UIQuery is an experiment to make it easy to find elements anywhere and at any depth in the view heirarchy.
The basic method, matchIn(...)
, takes an element to search below and a
function that gets called for each subelement below to the full depth. If you
return true from that function, then that element is returned by the
matchIn(...)
method. This returns null if no element is found.
firstWithName(...)
is an example using this. It looks for any element with
the given name in the window, or in a specific element context if it is handed
in as the second parameter.
To match with the existing automation APIs, I have firstWithName(...)
return
a UIAElementNil
if matchIn(...)
doesn't find anything. That way you can use
the .isValid()
query methods on the result of this search.
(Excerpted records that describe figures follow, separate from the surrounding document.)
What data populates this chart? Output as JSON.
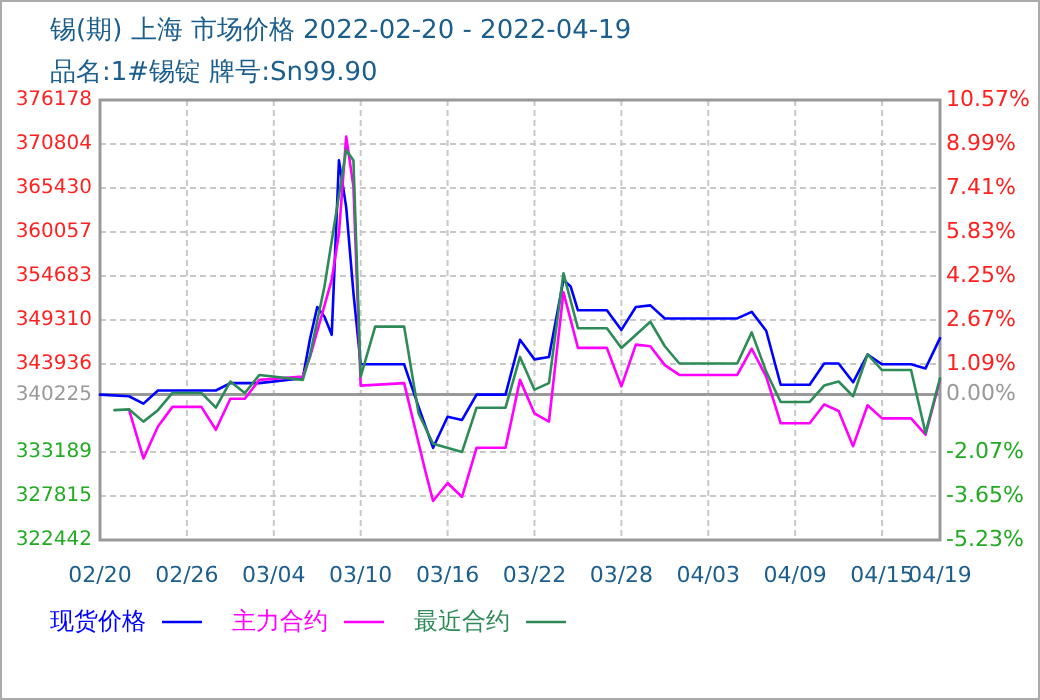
{
  "chart_data": {
    "type": "line",
    "title": "锡(期) 上海 市场价格 2022-02-20 - 2022-04-19",
    "subtitle": "品名:1#锡锭 牌号:Sn99.90",
    "xlim": [
      "2022-02-20",
      "2022-04-19"
    ],
    "xticks": [
      {
        "value": "2022-02-20",
        "label": "02/20"
      },
      {
        "value": "2022-02-26",
        "label": "02/26"
      },
      {
        "value": "2022-03-04",
        "label": "03/04"
      },
      {
        "value": "2022-03-10",
        "label": "03/10"
      },
      {
        "value": "2022-03-16",
        "label": "03/16"
      },
      {
        "value": "2022-03-22",
        "label": "03/22"
      },
      {
        "value": "2022-03-28",
        "label": "03/28"
      },
      {
        "value": "2022-04-03",
        "label": "04/03"
      },
      {
        "value": "2022-04-09",
        "label": "04/09"
      },
      {
        "value": "2022-04-15",
        "label": "04/15"
      },
      {
        "value": "2022-04-19",
        "label": "04/19"
      }
    ],
    "ylim": [
      322442,
      376178
    ],
    "yticks": [
      322442,
      327815,
      333189,
      340225,
      343936,
      349310,
      354683,
      360057,
      365430,
      370804,
      376178
    ],
    "y2lim": [
      -5.23,
      10.57
    ],
    "y2ticks": [
      {
        "value": -5.23,
        "label": "-5.23%"
      },
      {
        "value": -3.65,
        "label": "-3.65%"
      },
      {
        "value": -2.07,
        "label": "-2.07%"
      },
      {
        "value": 0,
        "label": "0.00%"
      },
      {
        "value": 1.09,
        "label": "1.09%"
      },
      {
        "value": 2.67,
        "label": "2.67%"
      },
      {
        "value": 4.25,
        "label": "4.25%"
      },
      {
        "value": 5.83,
        "label": "5.83%"
      },
      {
        "value": 7.41,
        "label": "7.41%"
      },
      {
        "value": 8.99,
        "label": "8.99%"
      },
      {
        "value": 10.57,
        "label": "10.57%"
      }
    ],
    "ref_lines": [
      {
        "axis": "y",
        "value": 340225,
        "color": "#999999"
      }
    ],
    "grid": true,
    "legend": "bottom",
    "line_style": "solid",
    "series": [
      {
        "name": "现货价格",
        "color": "#0000ff",
        "x": [
          "2022-02-20",
          "2022-02-22",
          "2022-02-23",
          "2022-02-24",
          "2022-02-28",
          "2022-03-01",
          "2022-03-03",
          "2022-03-06",
          "2022-03-06T12:00",
          "2022-03-07",
          "2022-03-07T12:00",
          "2022-03-08",
          "2022-03-08T12:00",
          "2022-03-09",
          "2022-03-09T12:00",
          "2022-03-10",
          "2022-03-13",
          "2022-03-14",
          "2022-03-15",
          "2022-03-16",
          "2022-03-17",
          "2022-03-18",
          "2022-03-20",
          "2022-03-21",
          "2022-03-22",
          "2022-03-23",
          "2022-03-24",
          "2022-03-24T12:00",
          "2022-03-25",
          "2022-03-27",
          "2022-03-28",
          "2022-03-29",
          "2022-03-30",
          "2022-03-31",
          "2022-04-05",
          "2022-04-06",
          "2022-04-07",
          "2022-04-08",
          "2022-04-10",
          "2022-04-11",
          "2022-04-12",
          "2022-04-13",
          "2022-04-14",
          "2022-04-15",
          "2022-04-17",
          "2022-04-18",
          "2022-04-19"
        ],
        "values": [
          340200,
          340000,
          339100,
          340700,
          340700,
          341600,
          341600,
          342200,
          347000,
          350900,
          349700,
          347500,
          368800,
          363100,
          352600,
          343900,
          343900,
          338700,
          333700,
          337500,
          337100,
          340200,
          340200,
          346900,
          344500,
          344800,
          354200,
          353400,
          350500,
          350500,
          348100,
          350900,
          351100,
          349500,
          349500,
          350300,
          348000,
          341400,
          341400,
          344000,
          344000,
          341700,
          345100,
          343900,
          343900,
          343400,
          347100
        ]
      },
      {
        "name": "主力合约",
        "color": "#ff00ff",
        "x": [
          "2022-02-22",
          "2022-02-23",
          "2022-02-24",
          "2022-02-25",
          "2022-02-27",
          "2022-02-28",
          "2022-03-01",
          "2022-03-02",
          "2022-03-03",
          "2022-03-06",
          "2022-03-06T12:00",
          "2022-03-08",
          "2022-03-08T12:00",
          "2022-03-09",
          "2022-03-09T12:00",
          "2022-03-10",
          "2022-03-13",
          "2022-03-14T12:00",
          "2022-03-15",
          "2022-03-16",
          "2022-03-17",
          "2022-03-18",
          "2022-03-20",
          "2022-03-21",
          "2022-03-22",
          "2022-03-23",
          "2022-03-24",
          "2022-03-25",
          "2022-03-27",
          "2022-03-28",
          "2022-03-29",
          "2022-03-30",
          "2022-03-31",
          "2022-04-01",
          "2022-04-05",
          "2022-04-06",
          "2022-04-07",
          "2022-04-08",
          "2022-04-10",
          "2022-04-11",
          "2022-04-12",
          "2022-04-13",
          "2022-04-14",
          "2022-04-15",
          "2022-04-17",
          "2022-04-18",
          "2022-04-19"
        ],
        "values": [
          338400,
          332400,
          336300,
          338700,
          338700,
          335900,
          339700,
          339700,
          342000,
          342400,
          344800,
          354200,
          359900,
          371700,
          365600,
          341300,
          341600,
          330600,
          327200,
          329400,
          327700,
          333700,
          333700,
          342000,
          337900,
          336900,
          352700,
          345900,
          345900,
          341200,
          346300,
          346100,
          343800,
          342600,
          342600,
          345800,
          342400,
          336700,
          336700,
          339000,
          338200,
          333900,
          338900,
          337300,
          337300,
          335300,
          342000
        ]
      },
      {
        "name": "最近合约",
        "color": "#2e8b57",
        "x": [
          "2022-02-21",
          "2022-02-22",
          "2022-02-23",
          "2022-02-24",
          "2022-02-25",
          "2022-02-27",
          "2022-02-28",
          "2022-03-01",
          "2022-03-02",
          "2022-03-03",
          "2022-03-06",
          "2022-03-06T12:00",
          "2022-03-07T12:00",
          "2022-03-09",
          "2022-03-09T12:00",
          "2022-03-10",
          "2022-03-11",
          "2022-03-13",
          "2022-03-14",
          "2022-03-15",
          "2022-03-17",
          "2022-03-18",
          "2022-03-20",
          "2022-03-21",
          "2022-03-22",
          "2022-03-23",
          "2022-03-24",
          "2022-03-25",
          "2022-03-27",
          "2022-03-28",
          "2022-03-30",
          "2022-03-31",
          "2022-04-01",
          "2022-04-05",
          "2022-04-06",
          "2022-04-07",
          "2022-04-08",
          "2022-04-10",
          "2022-04-11",
          "2022-04-12",
          "2022-04-13",
          "2022-04-14",
          "2022-04-15",
          "2022-04-17",
          "2022-04-18",
          "2022-04-19"
        ],
        "values": [
          338300,
          338400,
          336900,
          338300,
          340400,
          340400,
          338600,
          341800,
          340400,
          342600,
          342000,
          345000,
          353400,
          370100,
          368800,
          342400,
          348500,
          348500,
          337900,
          334200,
          333200,
          338600,
          338600,
          344800,
          340800,
          341600,
          355000,
          348300,
          348300,
          345900,
          349100,
          346100,
          344000,
          344000,
          347800,
          343000,
          339300,
          339300,
          341300,
          341800,
          340000,
          345100,
          343200,
          343200,
          335500,
          342200
        ]
      }
    ]
  }
}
There's some experimentation here to find specific types of elements with given names, and even a try at a "selector syntax".
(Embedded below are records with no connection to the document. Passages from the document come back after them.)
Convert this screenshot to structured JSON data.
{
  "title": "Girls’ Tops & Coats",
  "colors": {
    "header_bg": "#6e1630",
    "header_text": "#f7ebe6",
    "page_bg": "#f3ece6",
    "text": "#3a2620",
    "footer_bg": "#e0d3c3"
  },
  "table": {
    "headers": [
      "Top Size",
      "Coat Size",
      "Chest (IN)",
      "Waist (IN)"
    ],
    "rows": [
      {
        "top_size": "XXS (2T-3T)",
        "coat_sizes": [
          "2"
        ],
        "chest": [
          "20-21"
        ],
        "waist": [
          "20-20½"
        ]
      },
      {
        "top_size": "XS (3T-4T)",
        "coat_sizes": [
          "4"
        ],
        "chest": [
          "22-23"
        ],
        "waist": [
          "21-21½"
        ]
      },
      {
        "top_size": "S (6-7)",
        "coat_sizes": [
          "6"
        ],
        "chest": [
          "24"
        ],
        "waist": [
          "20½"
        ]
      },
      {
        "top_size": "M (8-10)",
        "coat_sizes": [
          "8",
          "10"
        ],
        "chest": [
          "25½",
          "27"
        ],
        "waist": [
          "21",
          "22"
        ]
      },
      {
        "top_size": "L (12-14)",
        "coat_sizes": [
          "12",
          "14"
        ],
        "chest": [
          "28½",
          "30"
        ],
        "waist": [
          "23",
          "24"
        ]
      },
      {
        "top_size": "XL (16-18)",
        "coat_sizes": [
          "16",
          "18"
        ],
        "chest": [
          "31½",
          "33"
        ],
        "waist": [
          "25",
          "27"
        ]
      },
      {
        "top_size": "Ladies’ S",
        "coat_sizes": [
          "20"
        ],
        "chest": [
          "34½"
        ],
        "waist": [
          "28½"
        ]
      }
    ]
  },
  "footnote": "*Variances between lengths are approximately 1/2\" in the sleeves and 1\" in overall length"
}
Simply cd into the project directory and type ./run_automation.sh
. That will
trigger a compile and execute Instruments so you can see the tests execute
against the sample application.
Here's what test.js
gives you:
test("Finds first element with a specific name", function() {
var elm = UIQuery.firstWithName("Row 1");
if (!elm.isValid()) throw "Element wasn't found";
});
test("Find first type of element with a specific name", function() {
var elm = UIQuery.firstKindWithName("cells", "Row 1");
if (!elm.isValid()) throw "Element wasn't found";
var elm = UIQuery.firstKindWithName("buttons", "Row 1");
if (elm.isValid()) throw "Table cell was found when button was expected!";
});
test("Experimental query syntax", function() {
var elm = UIQuery.firstWithQuery("cells[Row 1]");
if (!elm.isValid()) throw "Element wasn't found";
});
test("Returns invalid element if nothing found", function() {
var elm = UIQuery.firstWithName("This Shouldn't Be On Screen");
if (elm.isValid()) throw "Whoops! An element was found.";
});
test("Tap through to see static text on next screen", function() {
var elm = UIQuery.firstWithName("Row 1");
elm.tap();
UIATarget.localTarget().delay(0.6);
var staticText = UIQuery.firstWithName("Row 1");
if (!staticText.isValid()) throw "No element with that name was found";
if (!(staticText instanceof UIAStaticText)) {
throw "What came back wasn't a static text!";
}
});
-
Since UIQuery sets the timeout to 0 so that the searching happens quickly, you have to delay the script manually to wait for animations or views to appear on screen. This could be solved with a timeout in these searching methods, but I'm holding off on that complexity for now.
-
There's no way to instantiate a
UIAElementNil
, so I'm generating one by trying to fetch a non-existant element by name on the target. I don't know what kind of long term effects that might have.